Ron Mueck: Body of Work

Ron Mueck is an Australian hyper-realist sculptor working in the UK. His incredible sculptures of creepy, grotesque, mottled skin and uncannily gigantic proportional figures have adorned the Millennium Dome as well as Charles Saatchi’s living room for a number of years now. It would be fair to say, Mueck’s one of the leading contemporary artists of today.

His early career was as a model maker and puppeteer for children’s television and films, notably the film “Labyrinth” staring Bowie. Mueck moved on to establish his own company in London, making photo-realistic props and animatronics for the advertising industry. This eventually led him to conclude, “photography pretty much destroys the physical presence of the original object”, and so he turned to fine art, in particular, sculpture.
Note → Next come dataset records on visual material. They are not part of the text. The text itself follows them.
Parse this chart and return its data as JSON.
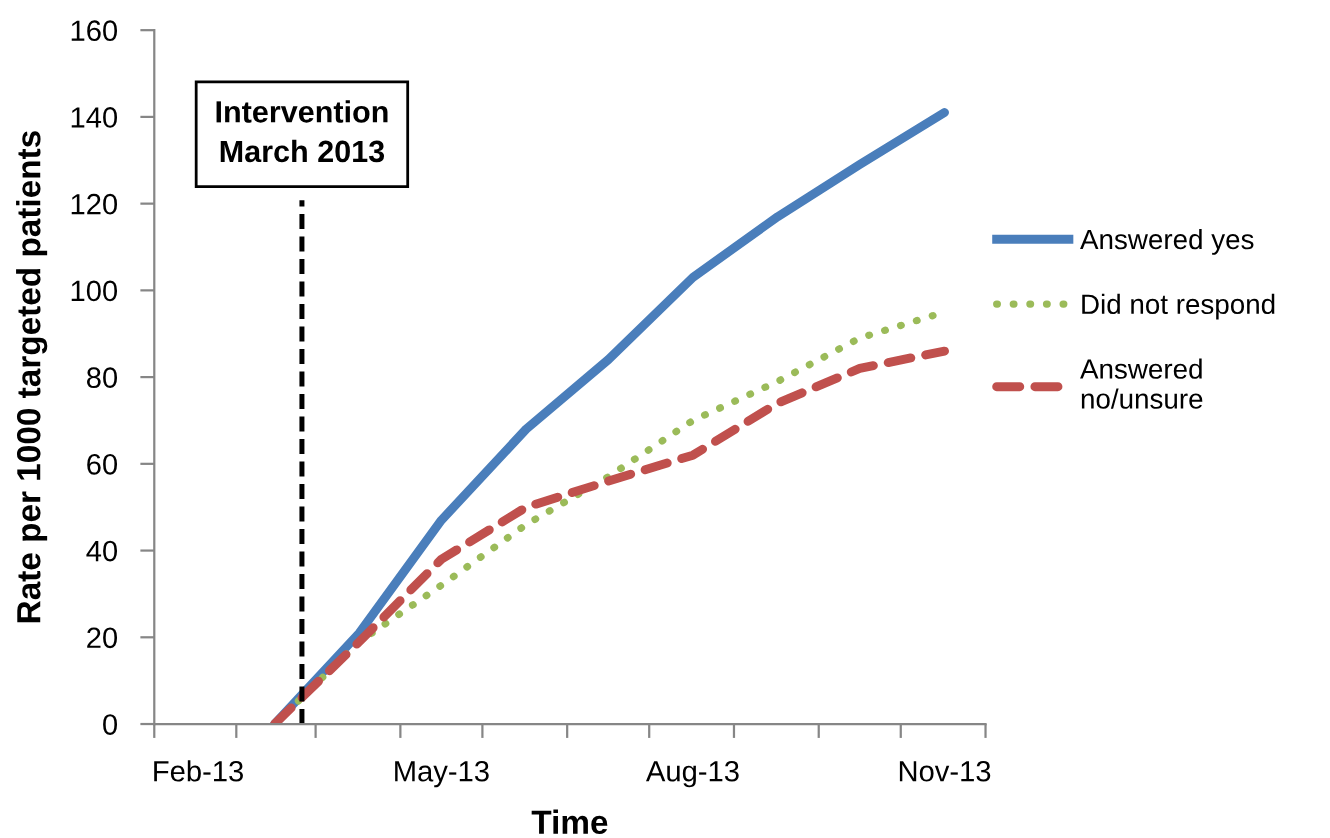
{
  "chart_data": {
    "type": "line",
    "xlabel": "Time",
    "ylabel": "Rate per 1000 targeted patients",
    "x": [
      "2013-03-01",
      "2013-04-01",
      "2013-05-01",
      "2013-06-01",
      "2013-07-01",
      "2013-08-01",
      "2013-09-01",
      "2013-10-01",
      "2013-11-01"
    ],
    "series": [
      {
        "name": "Answered yes",
        "color": "#4a7ebb",
        "line_style": "solid",
        "values": [
          0,
          21,
          47,
          68,
          84,
          103,
          117,
          129,
          141
        ]
      },
      {
        "name": "Did not respond",
        "color": "#9bbb59",
        "line_style": "dotted",
        "values": [
          0,
          19,
          32,
          46,
          57,
          70,
          79,
          89,
          95
        ]
      },
      {
        "name": "Answered no/unsure",
        "color": "#c0504d",
        "line_style": "dashed",
        "values": [
          0,
          19,
          38,
          50,
          56,
          62,
          74,
          82,
          86
        ]
      }
    ],
    "xlim": [
      "2013-01-16",
      "2013-11-16"
    ],
    "xticks": [
      {
        "value": "2013-01-16",
        "label": null
      },
      {
        "value": "2013-02-01",
        "label": "Feb-13"
      },
      {
        "value": "2013-02-15",
        "label": null
      },
      {
        "value": "2013-03-16",
        "label": null
      },
      {
        "value": "2013-04-16",
        "label": null
      },
      {
        "value": "2013-05-01",
        "label": "May-13"
      },
      {
        "value": "2013-05-16",
        "label": null
      },
      {
        "value": "2013-06-16",
        "label": null
      },
      {
        "value": "2013-07-16",
        "label": null
      },
      {
        "value": "2013-08-01",
        "label": "Aug-13"
      },
      {
        "value": "2013-08-16",
        "label": null
      },
      {
        "value": "2013-09-16",
        "label": null
      },
      {
        "value": "2013-10-16",
        "label": null
      },
      {
        "value": "2013-11-01",
        "label": "Nov-13"
      },
      {
        "value": "2013-11-16",
        "label": null
      }
    ],
    "ylim": [
      0,
      160
    ],
    "yticks": [
      0,
      20,
      40,
      60,
      80,
      100,
      120,
      140,
      160
    ],
    "ref_lines": [
      {
        "axis": "x",
        "value": "2013-03-11",
        "label": "Intervention\nMarch 2013",
        "color": "#000000",
        "line_style": "dashed"
      }
    ],
    "grid": false,
    "legend": "right",
    "marker": "none"
  }
}
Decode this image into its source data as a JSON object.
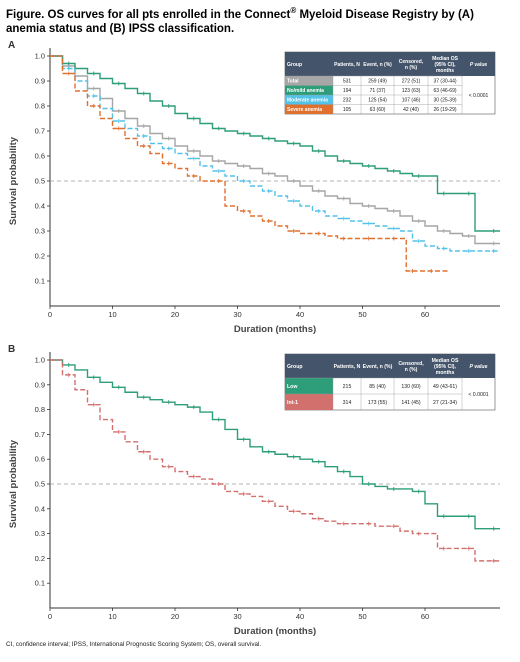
{
  "figure": {
    "title_pre": "Figure. OS curves for all pts enrolled in the Connect",
    "title_reg": "®",
    "title_post": " Myeloid Disease Registry by (A) anemia status and (B) IPSS classification.",
    "footnote": "CI, confidence interval; IPSS, International Prognostic Scoring System; OS, overall survival."
  },
  "table_headers": [
    "Group",
    "Patients, N",
    "Event, n (%)",
    "Censored, n (%)",
    "Median OS (95% CI), months",
    "P value"
  ],
  "chart_data": [
    {
      "panel": "A",
      "type": "line",
      "xlabel": "Duration (months)",
      "ylabel": "Survival probability",
      "xlim": [
        0,
        72
      ],
      "ylim": [
        0,
        1.0
      ],
      "xticks": [
        0,
        10,
        20,
        30,
        40,
        50,
        60
      ],
      "yticks": [
        0.1,
        0.2,
        0.3,
        0.4,
        0.5,
        0.6,
        0.7,
        0.8,
        0.9,
        1.0
      ],
      "reference_line": 0.5,
      "p_value": "< 0.0001",
      "series": [
        {
          "name": "Total",
          "color": "#a6a6a6",
          "patients": "531",
          "event": "259 (49)",
          "censored": "272 (51)",
          "median_os": "37 (30-44)",
          "x": [
            0,
            2,
            4,
            6,
            8,
            10,
            12,
            14,
            16,
            18,
            20,
            22,
            24,
            26,
            28,
            30,
            32,
            34,
            36,
            38,
            40,
            42,
            44,
            46,
            48,
            50,
            52,
            54,
            56,
            58,
            60,
            62,
            64,
            66,
            68,
            70
          ],
          "y": [
            1.0,
            0.96,
            0.92,
            0.87,
            0.83,
            0.78,
            0.75,
            0.72,
            0.69,
            0.67,
            0.64,
            0.62,
            0.6,
            0.58,
            0.57,
            0.56,
            0.55,
            0.53,
            0.52,
            0.5,
            0.48,
            0.46,
            0.44,
            0.43,
            0.41,
            0.4,
            0.39,
            0.38,
            0.36,
            0.34,
            0.32,
            0.3,
            0.29,
            0.28,
            0.25,
            0.25
          ]
        },
        {
          "name": "No/mild anemia",
          "color": "#2e9e7a",
          "patients": "194",
          "event": "71 (37)",
          "censored": "123 (63)",
          "median_os": "63 (46-69)",
          "x": [
            0,
            2,
            4,
            6,
            8,
            10,
            12,
            14,
            16,
            18,
            20,
            22,
            24,
            26,
            28,
            30,
            32,
            34,
            36,
            38,
            40,
            42,
            44,
            46,
            48,
            50,
            52,
            54,
            56,
            58,
            60,
            62,
            64,
            66,
            68,
            70
          ],
          "y": [
            1.0,
            0.97,
            0.95,
            0.93,
            0.91,
            0.89,
            0.87,
            0.85,
            0.82,
            0.8,
            0.77,
            0.75,
            0.73,
            0.71,
            0.7,
            0.69,
            0.68,
            0.67,
            0.66,
            0.65,
            0.64,
            0.62,
            0.6,
            0.58,
            0.57,
            0.56,
            0.55,
            0.54,
            0.53,
            0.52,
            0.52,
            0.45,
            0.45,
            0.45,
            0.3,
            0.3
          ]
        },
        {
          "name": "Moderate anemia",
          "color": "#52c2e8",
          "patients": "232",
          "event": "125 (54)",
          "censored": "107 (46)",
          "median_os": "30 (25-39)",
          "x": [
            0,
            2,
            4,
            6,
            8,
            10,
            12,
            14,
            16,
            18,
            20,
            22,
            24,
            26,
            28,
            30,
            32,
            34,
            36,
            38,
            40,
            42,
            44,
            46,
            48,
            50,
            52,
            54,
            56,
            58,
            60,
            62,
            64,
            66,
            68,
            70
          ],
          "y": [
            1.0,
            0.95,
            0.9,
            0.84,
            0.79,
            0.74,
            0.71,
            0.68,
            0.65,
            0.63,
            0.61,
            0.59,
            0.56,
            0.54,
            0.52,
            0.5,
            0.48,
            0.46,
            0.44,
            0.42,
            0.4,
            0.38,
            0.36,
            0.35,
            0.34,
            0.33,
            0.32,
            0.31,
            0.3,
            0.26,
            0.24,
            0.23,
            0.22,
            0.22,
            0.22,
            0.22
          ]
        },
        {
          "name": "Severe anemia",
          "color": "#e0702e",
          "patients": "105",
          "event": "63 (60)",
          "censored": "42 (40)",
          "median_os": "26 (19-29)",
          "x": [
            0,
            2,
            4,
            6,
            8,
            10,
            12,
            14,
            16,
            18,
            20,
            22,
            24,
            26,
            28,
            30,
            32,
            34,
            36,
            38,
            40,
            42,
            44,
            46,
            48,
            50,
            52,
            54,
            56,
            57,
            58,
            60,
            62
          ],
          "y": [
            1.0,
            0.93,
            0.86,
            0.8,
            0.75,
            0.71,
            0.67,
            0.64,
            0.61,
            0.57,
            0.55,
            0.52,
            0.5,
            0.5,
            0.4,
            0.38,
            0.36,
            0.34,
            0.32,
            0.3,
            0.29,
            0.29,
            0.28,
            0.27,
            0.27,
            0.27,
            0.27,
            0.27,
            0.27,
            0.14,
            0.14,
            0.14,
            0.14
          ]
        }
      ]
    },
    {
      "panel": "B",
      "type": "line",
      "xlabel": "Duration (months)",
      "ylabel": "Survival probability",
      "xlim": [
        0,
        72
      ],
      "ylim": [
        0,
        1.0
      ],
      "xticks": [
        0,
        10,
        20,
        30,
        40,
        50,
        60
      ],
      "yticks": [
        0.1,
        0.2,
        0.3,
        0.4,
        0.5,
        0.6,
        0.7,
        0.8,
        0.9,
        1.0
      ],
      "reference_line": 0.5,
      "p_value": "< 0.0001",
      "series": [
        {
          "name": "Low",
          "color": "#2e9e7a",
          "patients": "215",
          "event": "85 (40)",
          "censored": "130 (60)",
          "median_os": "49 (43-61)",
          "x": [
            0,
            2,
            4,
            6,
            8,
            10,
            12,
            14,
            16,
            18,
            20,
            22,
            24,
            26,
            28,
            30,
            32,
            34,
            36,
            38,
            40,
            42,
            44,
            46,
            48,
            50,
            52,
            54,
            56,
            58,
            60,
            62,
            64,
            66,
            68,
            70
          ],
          "y": [
            1.0,
            0.98,
            0.96,
            0.93,
            0.91,
            0.89,
            0.87,
            0.85,
            0.84,
            0.83,
            0.82,
            0.81,
            0.79,
            0.76,
            0.72,
            0.68,
            0.65,
            0.63,
            0.62,
            0.61,
            0.6,
            0.59,
            0.57,
            0.55,
            0.53,
            0.5,
            0.49,
            0.48,
            0.48,
            0.47,
            0.42,
            0.37,
            0.37,
            0.37,
            0.32,
            0.32
          ]
        },
        {
          "name": "Int-1",
          "color": "#d2706e",
          "patients": "314",
          "event": "173 (55)",
          "censored": "141 (45)",
          "median_os": "27 (21-34)",
          "x": [
            0,
            2,
            4,
            6,
            8,
            10,
            12,
            14,
            16,
            18,
            20,
            22,
            24,
            26,
            28,
            30,
            32,
            34,
            36,
            38,
            40,
            42,
            44,
            46,
            48,
            50,
            52,
            54,
            56,
            58,
            60,
            62,
            64,
            66,
            68,
            70
          ],
          "y": [
            1.0,
            0.94,
            0.88,
            0.82,
            0.76,
            0.71,
            0.67,
            0.63,
            0.6,
            0.57,
            0.55,
            0.53,
            0.52,
            0.5,
            0.47,
            0.46,
            0.45,
            0.43,
            0.41,
            0.39,
            0.38,
            0.36,
            0.35,
            0.34,
            0.34,
            0.34,
            0.33,
            0.33,
            0.31,
            0.3,
            0.3,
            0.24,
            0.24,
            0.24,
            0.19,
            0.19
          ]
        }
      ]
    }
  ]
}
Mueck’s work, while proportionally correct, is either over or under-sized. For example, an enormous 4.5m crouching Boy, a 3 ft tall naked man, a 20 ft long newborn, a replica of his own head (pictured above) six times its actual size. Consequently, his hyper-realistic sculptures, while extraordinarily lifelike, challenge us by their odd scale. The “psychological confrontation for the viewer is to recognize and assimilate two contradictory realities.” More from a lengthy article (the title of which is borrowed here) that appeared in the Daily Telegraph by Drusilla Beyfus prior to his first Scottish exhibition in 2006.

4 Replies to “Ron Mueck: Body of Work”

  1. Last fall, I took my two boys through museums in Munich, Vienna, Praque, and Budapest, and they longed for something with that kind of impact. They clearly saw too many cherubs for their liking.

    I found one show in Vienna that provided a dark visual artistry, and they liked it better than anything else.

    Pictures from medieval or renaissance sources don’t grab the younger folks. They are firmly riveted on the here and now.

    I kept telling them that life is like the crest of a breaking wave. Maybe they were listening.